I chose one that suggested I use a credit card (or a card of similar size and consistency. Don’t worry, I did not risk my library card on such a foolhardy quest; I used my Dick’s Sporting Goods rewards card) to scrape the ring from the back of the phone case and, using background knowledge garnered from another YouTube video, I understood the properties of adhesive would allow me to peel, not pull, the white foamy glue off once the ring had detached.

It all worked according to plan. My Dick’s rewards card worked like a champ, and most of the foamy white adhesive did, indeed, peel off, but there were still a few sticky spots left.

The credit card YouTuber suggested I use toothpaste and a toothbrush to remove the last of the stickiness, but another cautioned against using anything that could scratch the case. Another thought using nail polish was best, but that smacked too much of the lighter fluid idea for my comfort.

And then, it came to me: what is strong enough to remove waterproof mascara but gentle enough to not blind me when I swipe it over my eyes? Yep, you guessed it, makeup remover. Lo and behold it worked! In the end, it was my own ingenuity, coupled with the collective wisdom of YouTube influencers from all over the world that saved my phone.

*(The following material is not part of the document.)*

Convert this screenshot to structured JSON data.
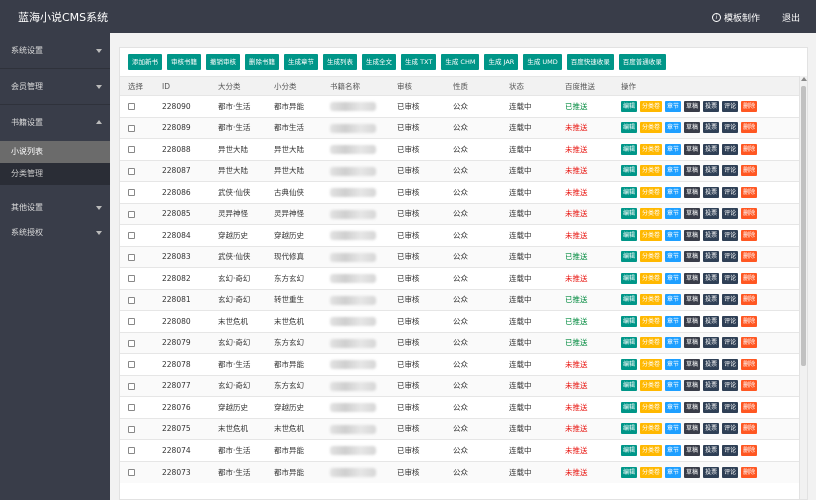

And also put me in a slightly better mood.

I’m Back!

I’m back with exciting news! I finally surrendered to the notion that I will never remember my WordPress password and decided to reset it. I can now log in and post new posts. I have found my way back home.

Like Dorothy in the Wizard of Oz, I always had the power to do this, but I put it off. Oh, yes, that’s a thing I will do, I would say while I busied myself not doing it. I will revisit my blog and raspberries3connect it to my new website and keep writing about the things that happen day-to-day. The raspberries are ripening. The dogs are growing older (but seemingly no wiser). The kids are moving on. I have much to say about all of this. Why did finding my way back to the spot where I say it take so long? I’m not sure. Why do many seemingly simple things take so long?

Perhaps because I’m too spent from doing the hard things. I’ll get to it, I tell myself, right after I climb down from this mountain. But there always seems to be another mountain. My mountains are work deadlines (Who doesn’t have these? No excuse!); anxiety and delight for the people I love who were once tiny humans but now have their own lives (two quite far away); the need to clear and reorganize the basement and closets of 18 years worth of living; the time to repaint faded walls and replant the flower garden; the desire to sit and be and remember. Remember important things, like my WordPress password.

My mountains are worthy mountains all, but they have not kept me away for good. I’m back. I’ve found that even forgotten things can be reset, and I can keep going.